Meditation has become quite the phenomenon recently, and for good reason. Study after study has delivered evidence that we can materially improve our health and wellness by taking even a few minutes a day to unplug and allow our minds to wander. A growing body of science suggests regular meditation, even a little bit, can reduce stress, depression, blood pressure, and pain, while improving mood, sleep, health, and mental acuity.

To reap the many benefits of this practice, set up a dedicated serene meditation space, even a small one, somewhere in your home. Creating a place that's tranquil, peaceful, and quiet is well worth the effort.

Find the Right Spot

Start by finding the right area. Choose a room that makes you feel at peace and happy. You don't need much space, just a place you can sit, or lay down if you prefer. The room should be relatively quiet, with a limited amount of foot traffic and distractions. Also consider the lighting—go for an abundance of natural light, if possible.

Remember that this space may not necessarily be indoors, especially if you live in a welcoming climate. Inside or out, some access to fresh air can be helpful for productive meditation, but the most important aspect is that the place feels comfortable for you.

meditation room with sunlight and bamboo

Tidy Up

Clean and declutter the spot you pick, ridding the space of extraneous furniture, papers, trinkets, or anything else that could be distracting. The best method may be emptying the room completely, then reincorporating only the most essential elements.

Consider the Color Palette

The color of your space, believe it or not, can have a large effect on your mood. Consider painting the space if it’s not a color conducive to your personal relaxation. Pastel colors instead of dark or bold shades may be more soothing and relaxing, while brighter hues might be more activating.

Incorporate Sound

Some people find it helpful to include a sonic element to focus their attention. Bells, gongs, chimes, or singing bowls are all possibilities, as are noise machines or peaceful, soothing audio tracks. There's no right or wrong, just experiment to see if any of these work for you, or stick to whatever sounds occur regularly around you. If you find the outside world distracting, you might look into incorporating some soundproofing, or practice cultivating a comfort with your background sonic landscape.

Include Nature

Natural elements can help enhance the harmony and balance of a space. Some people construe meditation as the act of connecting your mind and body with nature, so a plant or two might help you draw that line. Alternatively, you might consider adding fresh cut flowers, jars of sand and shells, or perhaps a water feature.

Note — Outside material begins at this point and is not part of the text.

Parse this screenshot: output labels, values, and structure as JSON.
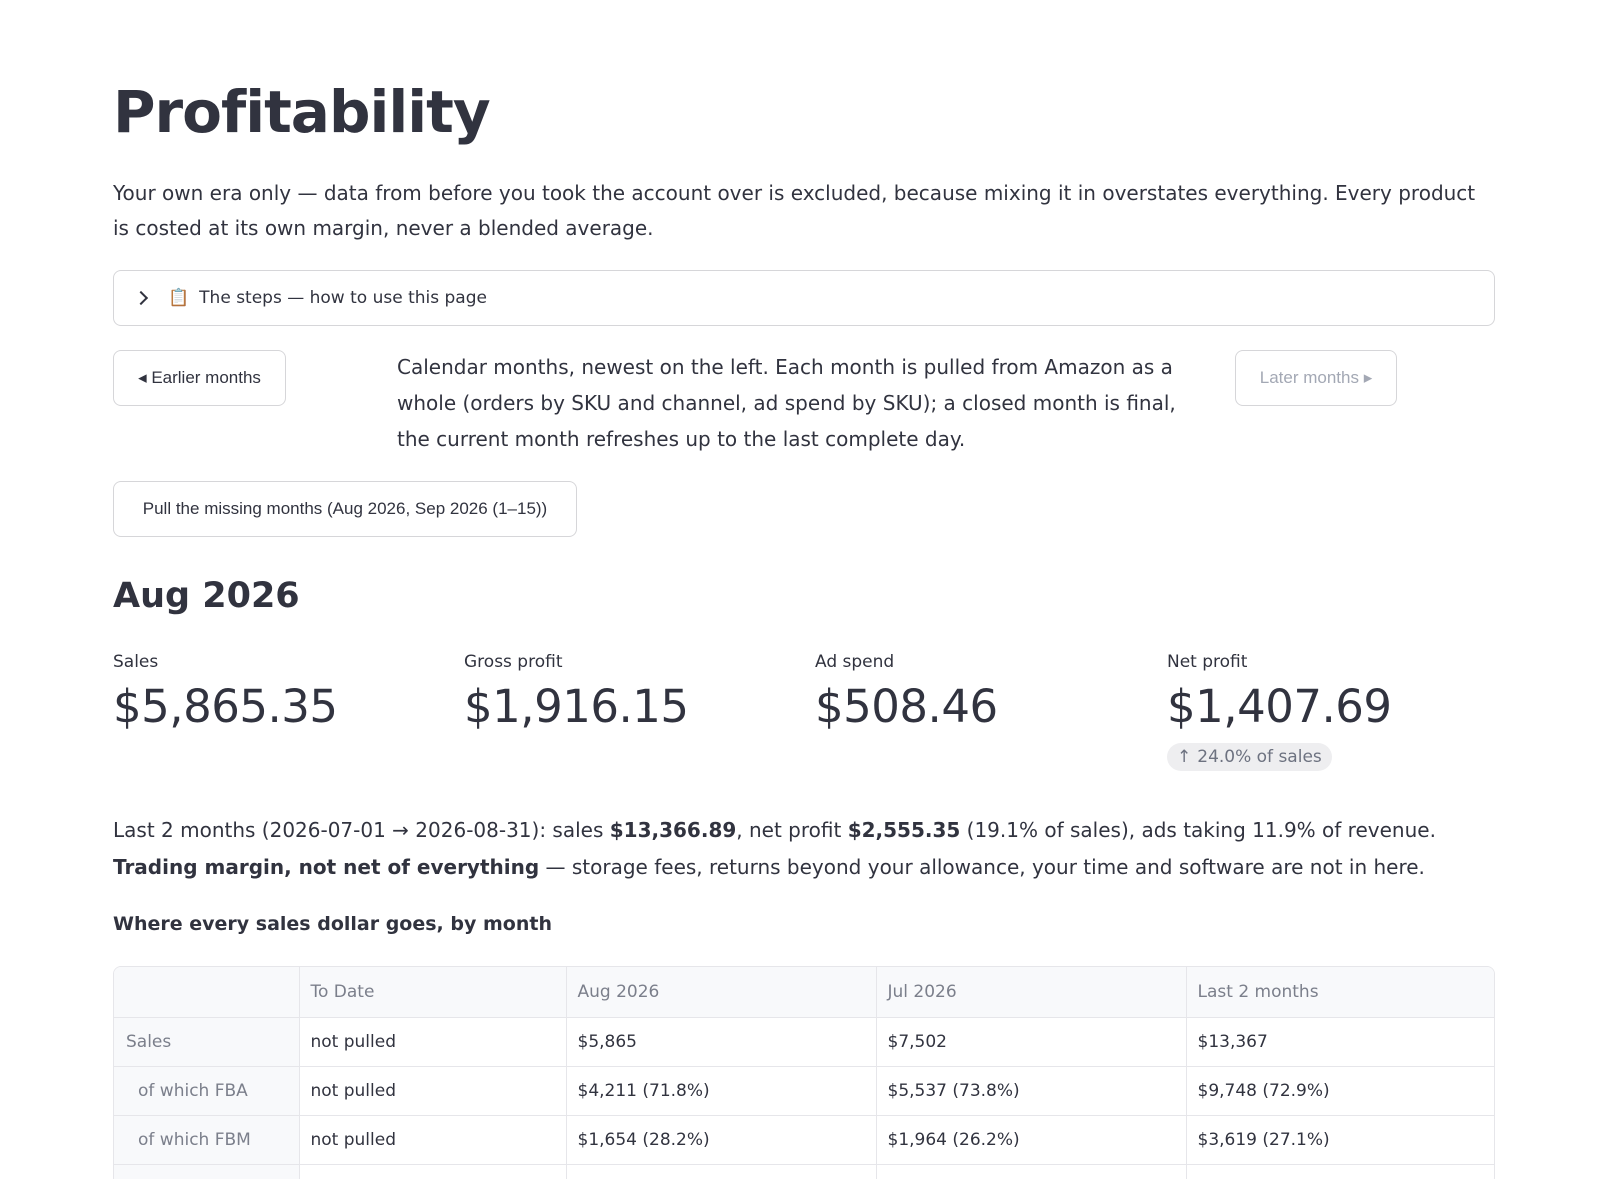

A small water fountain can offer a focus point for the never ending stream of thoughts you'll be learning how to allow, and its gentle babble can help you let the more judgmental parts of your consciousness slip away.

buddha statue and candle near water

Add Technology

A small speaker can offer infinite varieties of sound to help you calm down and learn to enjoy releasing your thoughts as they come by. Rain, waves, wind, crackling flames, or any smooth and slowly changing tones can help allow your mind to wander with increasing peace.

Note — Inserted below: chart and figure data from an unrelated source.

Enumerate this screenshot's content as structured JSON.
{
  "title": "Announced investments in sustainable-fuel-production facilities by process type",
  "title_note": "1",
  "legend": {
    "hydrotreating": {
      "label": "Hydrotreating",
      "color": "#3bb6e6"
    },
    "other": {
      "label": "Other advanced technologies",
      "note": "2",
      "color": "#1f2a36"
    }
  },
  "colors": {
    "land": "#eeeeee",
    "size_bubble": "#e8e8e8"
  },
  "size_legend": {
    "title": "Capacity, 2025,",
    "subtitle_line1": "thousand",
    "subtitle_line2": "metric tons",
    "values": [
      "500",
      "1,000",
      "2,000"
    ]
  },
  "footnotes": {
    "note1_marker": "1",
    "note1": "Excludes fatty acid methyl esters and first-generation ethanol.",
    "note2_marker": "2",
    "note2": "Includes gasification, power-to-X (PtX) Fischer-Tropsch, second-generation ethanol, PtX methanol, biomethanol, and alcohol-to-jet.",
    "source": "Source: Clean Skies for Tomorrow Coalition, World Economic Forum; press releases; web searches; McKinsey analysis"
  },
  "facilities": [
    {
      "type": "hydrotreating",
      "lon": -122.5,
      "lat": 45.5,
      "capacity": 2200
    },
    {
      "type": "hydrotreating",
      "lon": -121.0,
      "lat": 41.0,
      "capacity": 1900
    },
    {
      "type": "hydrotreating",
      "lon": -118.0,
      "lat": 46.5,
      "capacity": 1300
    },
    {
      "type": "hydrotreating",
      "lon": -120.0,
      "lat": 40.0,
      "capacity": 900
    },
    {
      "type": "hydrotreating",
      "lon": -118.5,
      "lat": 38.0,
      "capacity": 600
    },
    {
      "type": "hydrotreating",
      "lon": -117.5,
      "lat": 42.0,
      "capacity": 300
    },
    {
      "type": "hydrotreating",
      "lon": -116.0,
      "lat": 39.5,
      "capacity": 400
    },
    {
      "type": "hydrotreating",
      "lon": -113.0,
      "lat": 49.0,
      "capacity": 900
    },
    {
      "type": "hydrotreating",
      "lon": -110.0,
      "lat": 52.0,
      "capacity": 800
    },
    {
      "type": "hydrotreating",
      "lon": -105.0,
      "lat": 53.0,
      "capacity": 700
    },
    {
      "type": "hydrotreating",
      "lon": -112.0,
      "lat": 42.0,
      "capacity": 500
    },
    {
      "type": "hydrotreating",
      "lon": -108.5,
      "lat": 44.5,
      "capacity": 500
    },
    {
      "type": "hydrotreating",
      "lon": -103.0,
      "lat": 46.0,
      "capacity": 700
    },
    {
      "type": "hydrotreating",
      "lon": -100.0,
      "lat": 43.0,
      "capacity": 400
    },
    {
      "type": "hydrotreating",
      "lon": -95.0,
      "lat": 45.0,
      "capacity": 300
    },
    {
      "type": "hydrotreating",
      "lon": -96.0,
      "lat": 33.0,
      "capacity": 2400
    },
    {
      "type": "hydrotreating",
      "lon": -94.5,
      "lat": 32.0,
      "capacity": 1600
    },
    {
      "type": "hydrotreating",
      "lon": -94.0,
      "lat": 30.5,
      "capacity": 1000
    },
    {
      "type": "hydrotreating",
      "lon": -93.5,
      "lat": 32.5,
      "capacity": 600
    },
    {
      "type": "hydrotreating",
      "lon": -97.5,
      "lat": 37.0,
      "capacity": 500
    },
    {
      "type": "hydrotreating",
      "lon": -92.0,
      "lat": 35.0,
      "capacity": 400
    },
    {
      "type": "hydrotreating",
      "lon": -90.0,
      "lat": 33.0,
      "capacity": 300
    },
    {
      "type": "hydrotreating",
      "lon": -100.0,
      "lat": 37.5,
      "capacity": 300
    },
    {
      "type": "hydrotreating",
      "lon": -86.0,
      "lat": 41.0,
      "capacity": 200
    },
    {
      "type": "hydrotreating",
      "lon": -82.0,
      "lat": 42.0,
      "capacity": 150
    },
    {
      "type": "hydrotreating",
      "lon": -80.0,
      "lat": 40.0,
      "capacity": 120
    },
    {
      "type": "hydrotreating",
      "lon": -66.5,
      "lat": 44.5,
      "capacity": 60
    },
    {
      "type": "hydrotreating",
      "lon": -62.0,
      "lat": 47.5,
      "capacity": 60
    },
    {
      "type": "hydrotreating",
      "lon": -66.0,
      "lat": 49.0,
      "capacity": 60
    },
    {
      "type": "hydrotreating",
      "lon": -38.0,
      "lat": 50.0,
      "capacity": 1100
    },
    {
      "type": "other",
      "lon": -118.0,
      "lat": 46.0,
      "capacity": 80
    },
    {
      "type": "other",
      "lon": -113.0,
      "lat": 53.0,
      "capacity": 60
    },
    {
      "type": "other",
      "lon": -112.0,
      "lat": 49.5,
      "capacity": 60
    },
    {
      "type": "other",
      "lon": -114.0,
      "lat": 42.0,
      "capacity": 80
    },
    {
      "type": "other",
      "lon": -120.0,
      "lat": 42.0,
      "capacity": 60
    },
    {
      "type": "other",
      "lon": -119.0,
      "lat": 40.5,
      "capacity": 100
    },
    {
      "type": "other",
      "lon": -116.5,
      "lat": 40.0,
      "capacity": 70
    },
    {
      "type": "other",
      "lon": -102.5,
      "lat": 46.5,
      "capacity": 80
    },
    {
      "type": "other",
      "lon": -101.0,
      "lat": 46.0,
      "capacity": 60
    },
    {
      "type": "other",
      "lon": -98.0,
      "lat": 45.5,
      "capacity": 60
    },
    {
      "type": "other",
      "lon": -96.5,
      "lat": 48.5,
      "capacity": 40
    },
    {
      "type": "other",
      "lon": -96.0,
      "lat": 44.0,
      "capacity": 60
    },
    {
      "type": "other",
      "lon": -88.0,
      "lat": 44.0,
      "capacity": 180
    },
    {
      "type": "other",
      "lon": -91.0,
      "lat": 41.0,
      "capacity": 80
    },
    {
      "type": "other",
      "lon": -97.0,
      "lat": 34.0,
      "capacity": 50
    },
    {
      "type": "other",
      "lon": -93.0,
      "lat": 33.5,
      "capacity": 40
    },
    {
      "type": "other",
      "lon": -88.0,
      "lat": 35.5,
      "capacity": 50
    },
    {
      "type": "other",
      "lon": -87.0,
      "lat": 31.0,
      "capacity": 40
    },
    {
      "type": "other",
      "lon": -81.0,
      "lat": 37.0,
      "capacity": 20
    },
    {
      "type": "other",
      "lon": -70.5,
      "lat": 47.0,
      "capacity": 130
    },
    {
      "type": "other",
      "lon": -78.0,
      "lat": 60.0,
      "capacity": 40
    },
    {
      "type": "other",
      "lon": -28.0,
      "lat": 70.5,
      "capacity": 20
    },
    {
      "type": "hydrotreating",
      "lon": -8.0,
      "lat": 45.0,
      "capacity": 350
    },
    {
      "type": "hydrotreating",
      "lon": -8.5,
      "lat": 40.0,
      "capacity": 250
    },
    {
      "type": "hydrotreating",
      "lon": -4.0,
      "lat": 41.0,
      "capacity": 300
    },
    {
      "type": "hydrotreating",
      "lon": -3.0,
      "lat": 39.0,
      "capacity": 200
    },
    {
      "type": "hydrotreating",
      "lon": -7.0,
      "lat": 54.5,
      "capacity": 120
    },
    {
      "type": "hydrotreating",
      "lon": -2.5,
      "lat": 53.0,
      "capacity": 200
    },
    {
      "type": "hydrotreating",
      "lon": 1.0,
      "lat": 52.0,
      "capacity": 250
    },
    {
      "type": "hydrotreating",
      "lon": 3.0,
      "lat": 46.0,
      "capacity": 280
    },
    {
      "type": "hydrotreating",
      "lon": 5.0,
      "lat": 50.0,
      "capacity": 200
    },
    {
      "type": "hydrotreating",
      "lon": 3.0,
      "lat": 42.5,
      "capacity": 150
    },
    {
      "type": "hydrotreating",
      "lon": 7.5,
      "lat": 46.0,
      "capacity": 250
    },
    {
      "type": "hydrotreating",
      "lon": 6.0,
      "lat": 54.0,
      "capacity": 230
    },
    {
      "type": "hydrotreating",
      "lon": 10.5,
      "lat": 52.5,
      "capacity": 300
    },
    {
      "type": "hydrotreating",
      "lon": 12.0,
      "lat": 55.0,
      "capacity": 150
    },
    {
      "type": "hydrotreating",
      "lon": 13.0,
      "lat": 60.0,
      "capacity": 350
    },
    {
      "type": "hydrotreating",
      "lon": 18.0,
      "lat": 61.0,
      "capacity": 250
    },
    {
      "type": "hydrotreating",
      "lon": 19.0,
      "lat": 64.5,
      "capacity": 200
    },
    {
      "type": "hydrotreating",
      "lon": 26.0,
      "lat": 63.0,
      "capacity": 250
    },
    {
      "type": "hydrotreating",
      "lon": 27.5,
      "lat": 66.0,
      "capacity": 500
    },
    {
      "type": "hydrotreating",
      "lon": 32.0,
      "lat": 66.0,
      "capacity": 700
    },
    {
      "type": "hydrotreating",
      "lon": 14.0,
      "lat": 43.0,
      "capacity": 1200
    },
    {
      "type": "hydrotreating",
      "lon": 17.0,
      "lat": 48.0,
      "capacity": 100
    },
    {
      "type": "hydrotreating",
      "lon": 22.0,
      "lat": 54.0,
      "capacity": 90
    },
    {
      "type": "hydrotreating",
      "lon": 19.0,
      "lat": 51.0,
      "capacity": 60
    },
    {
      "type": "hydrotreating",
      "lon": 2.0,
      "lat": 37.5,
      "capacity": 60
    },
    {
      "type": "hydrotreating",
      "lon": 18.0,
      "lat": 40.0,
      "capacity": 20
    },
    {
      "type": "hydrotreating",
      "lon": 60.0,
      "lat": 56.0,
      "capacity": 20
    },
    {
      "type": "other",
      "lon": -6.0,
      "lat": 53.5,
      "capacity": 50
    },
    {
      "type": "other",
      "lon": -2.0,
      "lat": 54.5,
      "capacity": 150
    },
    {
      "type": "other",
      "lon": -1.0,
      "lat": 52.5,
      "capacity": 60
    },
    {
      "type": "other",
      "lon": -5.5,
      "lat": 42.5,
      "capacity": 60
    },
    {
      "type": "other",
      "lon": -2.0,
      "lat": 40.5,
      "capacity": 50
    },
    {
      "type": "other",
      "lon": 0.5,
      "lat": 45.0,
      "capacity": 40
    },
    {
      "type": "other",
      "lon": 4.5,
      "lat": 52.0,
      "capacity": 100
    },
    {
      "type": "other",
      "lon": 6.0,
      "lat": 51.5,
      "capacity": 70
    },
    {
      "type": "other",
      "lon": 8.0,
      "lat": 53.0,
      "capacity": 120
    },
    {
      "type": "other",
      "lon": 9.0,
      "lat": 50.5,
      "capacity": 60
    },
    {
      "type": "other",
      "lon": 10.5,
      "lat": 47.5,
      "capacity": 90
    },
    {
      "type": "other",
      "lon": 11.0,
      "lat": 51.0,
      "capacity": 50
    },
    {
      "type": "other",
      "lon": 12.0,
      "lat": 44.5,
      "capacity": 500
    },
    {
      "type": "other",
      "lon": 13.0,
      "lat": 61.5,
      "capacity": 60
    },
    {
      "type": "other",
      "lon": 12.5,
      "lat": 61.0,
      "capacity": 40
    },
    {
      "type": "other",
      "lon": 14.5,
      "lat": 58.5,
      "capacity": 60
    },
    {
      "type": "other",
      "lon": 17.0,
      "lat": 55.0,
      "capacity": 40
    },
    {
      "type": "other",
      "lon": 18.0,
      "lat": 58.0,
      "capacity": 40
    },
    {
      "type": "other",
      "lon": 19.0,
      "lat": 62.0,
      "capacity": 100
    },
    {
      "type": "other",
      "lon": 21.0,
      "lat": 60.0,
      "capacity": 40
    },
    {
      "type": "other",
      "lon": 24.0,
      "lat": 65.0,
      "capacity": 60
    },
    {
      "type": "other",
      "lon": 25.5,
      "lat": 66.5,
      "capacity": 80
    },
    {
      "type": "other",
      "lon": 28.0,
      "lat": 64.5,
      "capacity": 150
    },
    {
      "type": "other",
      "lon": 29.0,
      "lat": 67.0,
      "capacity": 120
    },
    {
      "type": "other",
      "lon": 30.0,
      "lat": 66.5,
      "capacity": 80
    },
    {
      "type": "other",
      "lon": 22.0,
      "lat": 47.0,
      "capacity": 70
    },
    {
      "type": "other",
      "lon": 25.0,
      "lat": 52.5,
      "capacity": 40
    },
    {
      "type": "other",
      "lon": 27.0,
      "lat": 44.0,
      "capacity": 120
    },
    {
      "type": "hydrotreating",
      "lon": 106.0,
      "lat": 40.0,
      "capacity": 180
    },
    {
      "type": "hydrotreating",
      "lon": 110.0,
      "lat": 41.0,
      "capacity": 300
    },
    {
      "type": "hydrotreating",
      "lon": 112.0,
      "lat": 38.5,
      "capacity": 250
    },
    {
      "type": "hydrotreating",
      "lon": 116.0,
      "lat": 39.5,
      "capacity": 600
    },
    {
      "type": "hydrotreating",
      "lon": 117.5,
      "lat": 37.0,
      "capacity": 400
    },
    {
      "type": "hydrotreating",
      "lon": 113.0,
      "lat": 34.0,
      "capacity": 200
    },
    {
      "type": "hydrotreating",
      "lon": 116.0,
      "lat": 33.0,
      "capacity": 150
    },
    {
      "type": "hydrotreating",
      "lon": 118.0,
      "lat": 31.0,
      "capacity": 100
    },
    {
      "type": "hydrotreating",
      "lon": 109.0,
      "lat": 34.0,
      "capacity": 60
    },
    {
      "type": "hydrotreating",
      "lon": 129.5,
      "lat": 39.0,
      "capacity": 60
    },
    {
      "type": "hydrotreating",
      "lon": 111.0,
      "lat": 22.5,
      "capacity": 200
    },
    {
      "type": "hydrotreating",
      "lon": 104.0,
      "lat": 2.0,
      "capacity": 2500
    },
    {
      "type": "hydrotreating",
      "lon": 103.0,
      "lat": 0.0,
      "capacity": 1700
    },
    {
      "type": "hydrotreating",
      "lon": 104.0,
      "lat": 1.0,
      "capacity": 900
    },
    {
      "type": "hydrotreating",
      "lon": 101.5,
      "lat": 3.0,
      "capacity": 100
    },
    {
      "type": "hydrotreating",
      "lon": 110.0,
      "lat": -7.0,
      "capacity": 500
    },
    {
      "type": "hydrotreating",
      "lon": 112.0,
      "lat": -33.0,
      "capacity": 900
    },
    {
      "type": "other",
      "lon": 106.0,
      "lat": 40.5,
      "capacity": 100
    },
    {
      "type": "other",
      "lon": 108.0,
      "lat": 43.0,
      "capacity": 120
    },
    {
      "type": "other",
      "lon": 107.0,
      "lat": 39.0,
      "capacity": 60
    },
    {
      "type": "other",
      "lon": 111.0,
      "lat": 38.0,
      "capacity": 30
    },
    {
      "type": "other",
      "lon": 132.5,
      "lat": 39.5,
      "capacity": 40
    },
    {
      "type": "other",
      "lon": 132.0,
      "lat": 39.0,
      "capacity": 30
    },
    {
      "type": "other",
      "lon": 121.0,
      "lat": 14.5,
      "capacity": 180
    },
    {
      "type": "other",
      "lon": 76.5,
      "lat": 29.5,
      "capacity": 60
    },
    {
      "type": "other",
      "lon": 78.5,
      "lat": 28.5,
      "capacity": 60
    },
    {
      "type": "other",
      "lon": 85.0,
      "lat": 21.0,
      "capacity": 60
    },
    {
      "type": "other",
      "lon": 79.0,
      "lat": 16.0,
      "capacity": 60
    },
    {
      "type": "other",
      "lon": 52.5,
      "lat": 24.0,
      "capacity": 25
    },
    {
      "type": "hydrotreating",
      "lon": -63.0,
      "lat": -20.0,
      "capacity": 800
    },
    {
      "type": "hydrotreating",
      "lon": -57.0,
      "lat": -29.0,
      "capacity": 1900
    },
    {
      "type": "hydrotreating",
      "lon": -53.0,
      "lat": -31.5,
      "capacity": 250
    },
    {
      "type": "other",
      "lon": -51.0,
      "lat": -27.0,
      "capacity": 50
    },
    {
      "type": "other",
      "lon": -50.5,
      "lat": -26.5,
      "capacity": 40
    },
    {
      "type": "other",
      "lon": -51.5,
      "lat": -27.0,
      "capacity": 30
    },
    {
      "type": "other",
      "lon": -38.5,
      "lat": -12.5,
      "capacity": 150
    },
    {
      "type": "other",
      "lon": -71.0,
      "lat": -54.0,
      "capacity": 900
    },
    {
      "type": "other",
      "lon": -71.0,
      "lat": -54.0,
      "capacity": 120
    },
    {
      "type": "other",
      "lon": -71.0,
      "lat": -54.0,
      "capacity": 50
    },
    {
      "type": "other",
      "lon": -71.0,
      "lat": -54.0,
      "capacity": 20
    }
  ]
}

Low, soothing lighting can help you more calmly encounter the pressures of the day, so some people like to choose a spot with dimmers, or install them to fit the space.

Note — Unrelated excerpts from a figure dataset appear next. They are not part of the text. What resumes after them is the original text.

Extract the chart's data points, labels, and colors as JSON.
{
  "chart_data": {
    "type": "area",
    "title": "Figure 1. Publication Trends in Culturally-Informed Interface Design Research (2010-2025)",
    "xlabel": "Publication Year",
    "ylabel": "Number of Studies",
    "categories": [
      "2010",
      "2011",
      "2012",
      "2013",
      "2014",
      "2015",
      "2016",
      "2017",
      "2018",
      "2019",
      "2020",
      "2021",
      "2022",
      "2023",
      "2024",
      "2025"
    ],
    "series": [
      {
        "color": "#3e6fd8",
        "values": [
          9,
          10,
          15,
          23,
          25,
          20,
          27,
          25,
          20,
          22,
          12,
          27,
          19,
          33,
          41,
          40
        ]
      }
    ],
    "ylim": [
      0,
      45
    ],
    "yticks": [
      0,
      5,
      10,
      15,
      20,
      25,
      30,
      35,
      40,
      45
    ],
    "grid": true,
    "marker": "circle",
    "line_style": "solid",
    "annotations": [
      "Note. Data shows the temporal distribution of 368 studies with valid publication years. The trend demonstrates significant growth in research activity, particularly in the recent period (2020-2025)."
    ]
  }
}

An aromatherapy diffuser can also be a wonderful addition to this space. Some folks believe essential oils can confer healing and emotional boosts. Lavender, sage, cedar, sandalwood, and neroli are among the most popular spiritual scents.

Add Personal Touches

While you don’t want to overcrowd the space, a few small symbolic elements can help personalize it. Pieces of art, affirmation stones, candles, or window chimes are all additions that can please your mind as you soothe your soul. If you have an abundance of items you like, choose a few at a time and swap them out until you find your favorites, to avoid having too many distractions present at once.

young woman meditates

Make it Comfortable

To help you relax during the meditation process, add some supportive elements like comfy furniture. Oversized pillows and fuzzy rugs might make all the difference in taking you to a place of peace and calm.

Have Patience With Yourself

Meditation can be a challenge to pick up. You might be surprised how quickly after sitting down you think of something that will make you want to spring back up, leave the room, or just reach for your phone.

Practice allowing yourself to notice these impulses and release them as they occur. Let yourself smile when you notice these little deviations from your relaxation. Just breathe. It will get easier with time.

Enjoy the space you've lovingly set up. Every time you take a few minutes to sit or lay down here, allowing your mind to wander with no judgement, you'll get a little bit better at appreciating the calm you can find within yourself.

Eventually, this space will almost become a part of you, giving you an increasingly easy access to a cool and centered version of yourself, even in the most hectic and trying of times.